A nadie escapa que estamos ante un melodrama juvenil de corto recorrido y sin trascendencia alguna, pero que resalta una virtud esencial por encima de todo y es su capacidad notable de convocatoria hacia el público al que va destinada, esa masa juvenil nutrida de chicas quinceañeras, demostrando que sabe escoger el idioma narrativo idóneo para que la película se erija en uno de los grandes éxitos del año.

Un mérito que hay que atribuir al director, Fernando González Molina, que repite en esta secuela de Tres metros sobre el cielo aplicando unos esquemas y unas soluciones que ya funcionaron previamente. De este modo se hace patente que el fenómeno del escritor italiano Federico Moccia se reproduce en España con la misma intensidad que en su país y, lo que es másrevelador, que nuestro cine está capacitado para aplicar al mismo los recursos idóneos para que se obren milagros en la taquilla.
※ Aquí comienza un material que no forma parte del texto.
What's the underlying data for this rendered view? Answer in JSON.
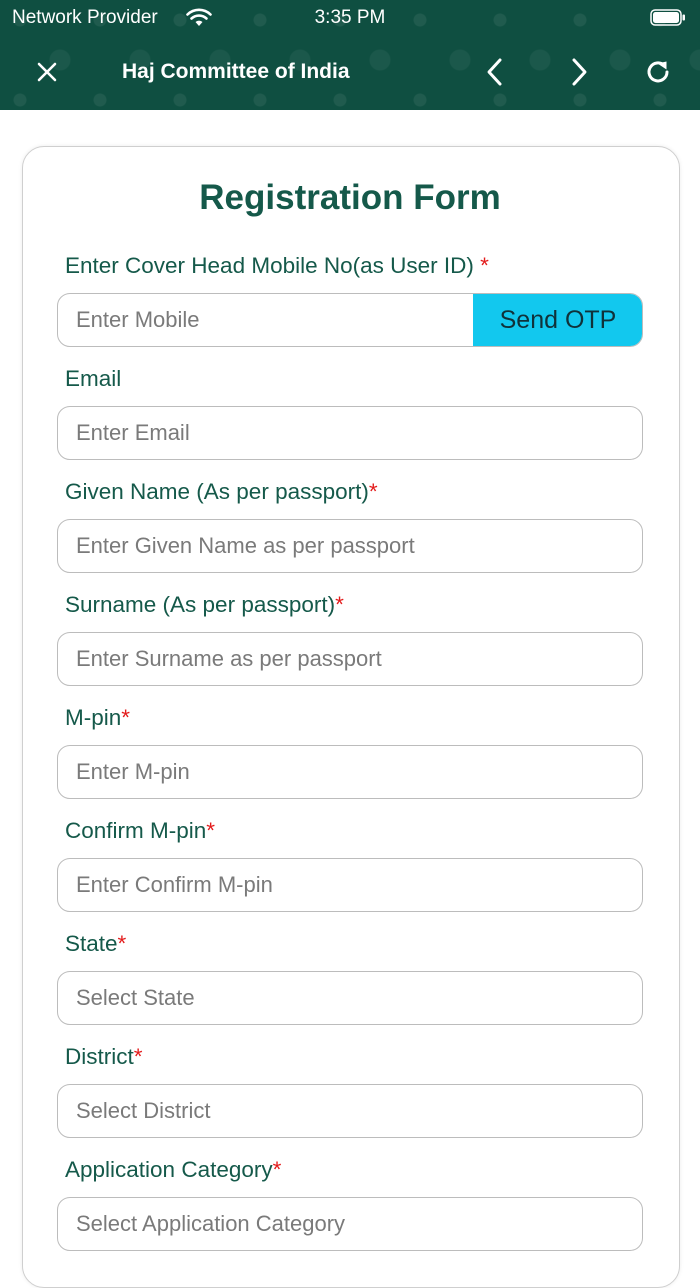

En este panorama juegan un papel también decisivo los actores, especialmente un Mario Casas que sabe vestir su personaje como desean sus fans y que está resucitando entre nosotros al ídolo de masas. La funcional y hábil realización de González Molina en solo su tercer largometraje permite, incluso, que un metraje tan desorbitado, que rebasa las dos horas, no estropee la fiesta y que, pese a que se produzcan algunos altibajos como consecuencia de personajes innecesarios, no convoque apenas el aburrimiento.

Por lo menos hay que dejar constancia de que un producto abiertamente comercial no ofende a la inteligencia. Sabe, de hecho, ganarse al auditorio recurriendo a la nueva aventura amorosa de Hugo, Hache para los amigos, que regresa de Londres tras el fracaso de su primera experiencia sentimental con la sugestiva Babi.